Y otra perla es la que nos presenta Elton John este año: “Madman across the water”, su cuarto disco. En él queda muy equilibrada la herencia mélodica europea -especialmente en la cara A- con las influencias americanas, más notables en la otra pero sin llegar al tono de “Tumbleweed connection”, su obra anterior, lo cual significa que Elton ya tiene un carácter propio. Como siempre, hay un buen lote de músicos participantes, aunque ya habíamos visto el año pasado que Nigel Olsson quedaba fijo como batería oficial para las giras, y a ese nombre añadimos ahora al guitarrista Davey Johnstone (dentro de poco tendremos un cuarteto fijo para mucho tiempo). Pero a lo que íbamos: ya con “Tiny dancer”, la canción que abre el disco, hay que quitarse el sombrero. Es una de esas canciones que solo pueden crearse en estado de gracia, con su exquisita línea de piano inicial, su desarrollo orquestal, los inesperados cambios de escalas vocales… hasta esa guitarra steel queda bien, aunque parezca extraño un sonido tan americano en una pieza tan europea. Y a continuación nos encontramos con “Levon”, que no tiene nada que envidiarle (esta y la anterior fueron las dos caras A de los singles extraidos del disco): corre la leyenda de que fue dedicada a Levon Helm, batería y uno de los miembros fundadores de The Band, aunque la letra no lo sugiere (algunas letras de Bernie resultan casi incomprensibles); y la música podría recordar vagamente a ese grupo, pero de nuevo tenemos una estructura similar a la de “Tiny dancer”: otra delicia llevada en este caso por los compases arrebatadores de los violines y un tono casi airado de la voz en algunos pasajes.
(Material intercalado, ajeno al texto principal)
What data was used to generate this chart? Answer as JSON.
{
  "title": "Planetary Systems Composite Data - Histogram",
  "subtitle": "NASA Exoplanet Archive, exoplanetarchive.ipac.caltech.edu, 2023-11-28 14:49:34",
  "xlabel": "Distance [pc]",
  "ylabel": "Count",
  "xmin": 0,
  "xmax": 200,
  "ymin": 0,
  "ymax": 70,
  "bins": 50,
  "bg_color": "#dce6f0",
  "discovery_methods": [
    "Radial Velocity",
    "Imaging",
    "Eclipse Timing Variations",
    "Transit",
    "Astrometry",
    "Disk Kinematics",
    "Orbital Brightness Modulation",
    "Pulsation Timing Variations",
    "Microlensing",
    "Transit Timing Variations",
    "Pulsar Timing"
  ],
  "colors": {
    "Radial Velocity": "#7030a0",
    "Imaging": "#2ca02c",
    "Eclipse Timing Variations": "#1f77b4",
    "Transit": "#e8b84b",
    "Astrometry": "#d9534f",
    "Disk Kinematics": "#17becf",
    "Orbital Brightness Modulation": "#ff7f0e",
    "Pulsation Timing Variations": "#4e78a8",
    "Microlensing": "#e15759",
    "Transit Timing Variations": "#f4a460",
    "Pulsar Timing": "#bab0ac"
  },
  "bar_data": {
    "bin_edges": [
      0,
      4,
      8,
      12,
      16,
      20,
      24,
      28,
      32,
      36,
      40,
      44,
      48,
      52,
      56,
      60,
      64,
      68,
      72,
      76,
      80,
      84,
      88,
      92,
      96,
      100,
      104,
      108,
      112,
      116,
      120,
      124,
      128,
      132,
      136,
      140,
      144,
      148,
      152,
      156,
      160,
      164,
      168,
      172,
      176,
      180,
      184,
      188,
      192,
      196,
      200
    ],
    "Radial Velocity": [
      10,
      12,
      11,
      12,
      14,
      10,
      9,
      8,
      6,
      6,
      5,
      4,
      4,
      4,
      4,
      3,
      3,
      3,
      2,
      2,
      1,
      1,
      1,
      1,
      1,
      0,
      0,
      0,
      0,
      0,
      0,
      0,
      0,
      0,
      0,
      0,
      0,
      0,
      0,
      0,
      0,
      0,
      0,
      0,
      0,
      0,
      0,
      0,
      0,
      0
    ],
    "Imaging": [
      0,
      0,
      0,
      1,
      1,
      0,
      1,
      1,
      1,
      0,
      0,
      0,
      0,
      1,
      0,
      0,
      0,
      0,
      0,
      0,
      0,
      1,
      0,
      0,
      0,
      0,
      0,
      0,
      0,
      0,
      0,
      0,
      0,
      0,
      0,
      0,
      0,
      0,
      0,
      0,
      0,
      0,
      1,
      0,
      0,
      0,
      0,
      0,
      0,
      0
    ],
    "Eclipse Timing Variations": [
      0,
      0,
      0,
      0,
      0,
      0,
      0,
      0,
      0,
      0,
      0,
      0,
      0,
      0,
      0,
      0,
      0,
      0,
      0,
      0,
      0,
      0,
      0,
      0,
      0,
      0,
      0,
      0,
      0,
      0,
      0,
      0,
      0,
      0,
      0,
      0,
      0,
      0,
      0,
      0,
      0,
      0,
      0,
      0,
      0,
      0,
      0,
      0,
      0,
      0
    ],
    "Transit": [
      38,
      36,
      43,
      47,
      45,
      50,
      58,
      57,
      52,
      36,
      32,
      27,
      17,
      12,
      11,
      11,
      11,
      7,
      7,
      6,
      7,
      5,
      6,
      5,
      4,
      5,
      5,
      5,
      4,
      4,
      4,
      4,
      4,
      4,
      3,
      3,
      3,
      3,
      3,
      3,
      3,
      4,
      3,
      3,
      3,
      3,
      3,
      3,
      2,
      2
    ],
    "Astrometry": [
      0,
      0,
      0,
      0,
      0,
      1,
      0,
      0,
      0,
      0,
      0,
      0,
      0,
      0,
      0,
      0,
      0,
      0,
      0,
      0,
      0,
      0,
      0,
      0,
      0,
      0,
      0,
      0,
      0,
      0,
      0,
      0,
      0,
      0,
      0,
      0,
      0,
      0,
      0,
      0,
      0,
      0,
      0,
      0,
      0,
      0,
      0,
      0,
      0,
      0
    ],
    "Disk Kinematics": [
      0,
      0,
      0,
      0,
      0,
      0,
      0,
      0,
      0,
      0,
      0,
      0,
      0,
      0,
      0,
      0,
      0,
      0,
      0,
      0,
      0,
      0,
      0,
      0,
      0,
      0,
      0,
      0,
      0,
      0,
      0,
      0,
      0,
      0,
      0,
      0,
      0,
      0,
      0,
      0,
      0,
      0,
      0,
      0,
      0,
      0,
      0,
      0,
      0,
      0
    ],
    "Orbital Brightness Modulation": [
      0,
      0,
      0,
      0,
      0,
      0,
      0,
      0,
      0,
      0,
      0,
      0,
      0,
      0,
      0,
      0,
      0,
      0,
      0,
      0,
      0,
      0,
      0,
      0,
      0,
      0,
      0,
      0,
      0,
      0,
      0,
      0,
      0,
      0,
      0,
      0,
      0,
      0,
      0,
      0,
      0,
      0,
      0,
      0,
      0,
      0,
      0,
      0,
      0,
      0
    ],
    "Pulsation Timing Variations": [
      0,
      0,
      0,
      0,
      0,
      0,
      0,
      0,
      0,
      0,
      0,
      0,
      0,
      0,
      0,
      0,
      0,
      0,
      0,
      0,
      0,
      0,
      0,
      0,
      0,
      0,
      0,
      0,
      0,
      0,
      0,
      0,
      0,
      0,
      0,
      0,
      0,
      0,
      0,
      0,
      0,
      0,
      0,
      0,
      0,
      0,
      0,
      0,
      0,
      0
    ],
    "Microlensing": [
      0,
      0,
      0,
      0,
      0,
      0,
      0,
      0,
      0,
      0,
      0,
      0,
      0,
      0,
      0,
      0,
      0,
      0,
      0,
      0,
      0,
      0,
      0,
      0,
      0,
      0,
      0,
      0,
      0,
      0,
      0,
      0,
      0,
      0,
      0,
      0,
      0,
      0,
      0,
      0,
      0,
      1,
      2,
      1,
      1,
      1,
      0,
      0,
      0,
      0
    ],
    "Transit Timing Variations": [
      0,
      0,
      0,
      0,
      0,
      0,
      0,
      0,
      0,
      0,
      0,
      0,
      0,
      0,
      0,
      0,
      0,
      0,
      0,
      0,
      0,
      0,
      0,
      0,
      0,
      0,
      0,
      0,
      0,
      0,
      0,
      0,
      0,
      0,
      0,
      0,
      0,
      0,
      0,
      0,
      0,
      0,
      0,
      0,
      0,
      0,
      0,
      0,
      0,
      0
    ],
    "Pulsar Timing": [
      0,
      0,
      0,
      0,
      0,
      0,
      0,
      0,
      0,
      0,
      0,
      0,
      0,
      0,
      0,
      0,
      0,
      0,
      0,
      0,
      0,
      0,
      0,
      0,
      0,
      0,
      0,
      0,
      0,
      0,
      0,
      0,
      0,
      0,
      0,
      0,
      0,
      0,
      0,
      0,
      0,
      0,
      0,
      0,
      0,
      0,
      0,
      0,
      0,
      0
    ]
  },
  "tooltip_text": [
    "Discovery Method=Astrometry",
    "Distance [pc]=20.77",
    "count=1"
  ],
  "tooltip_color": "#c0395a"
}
Estas dos canciones ya serían suficientes para reivindicar el disco, pero también sobresalen piezas como “Razor face”, la más americana de la cara A (sí, recuerda a The Band). Esa sensación se mantiene en “Holiday Inn”, con unos coros magníficos y deliciosos arreglos de cuerdas; y en general toda la cara B, que de todos modos sigue manteniendo las diferencias gracias a unos arreglos orquestales soberbios. 

En resumen estamos ante un disco exquisito, aunque no haya sido de los más populares de Elton porque, como suele suceder con las obras muy trabajadas, exige dedicación por parte del oyente: aquí no hay éxitos inmediatos, y su densidad puede resultar excesiva para el cliente poppie o el rockero machote. Sin embargo, y aunque en su época tuvo unas ventas poco más que regulares, el paso del tiempo lo ha reivindicado (como a toda su obra de los primeros años, por otra parte). Hay algunas similitudes de carácter con el “Hunky dory”de Bowie: son dos discos casi intimistas, de tono medio, poéticos, y resulta curioso que dos personajes tan relacionados con el naciente glam presenten unas obras tan distantes de aquel sonido. Nos hacen dudar de si había algo más que una pose en ellos, si no sería que aprovecharon únicamente la estética del momento para consolidarse: con todo el cariño que le tengo a ese “subgénero”, he de reconocer que tanto David como Elton están muy por encima de la media. 

Bueno, pues el próximo día seguiremos con otros dos personajes no tan glamurosos -aunque el criterio sobre lo que pueda ser el glamour es muy discutible- pero igual de respetados en este local: a su modo, también son estrellas.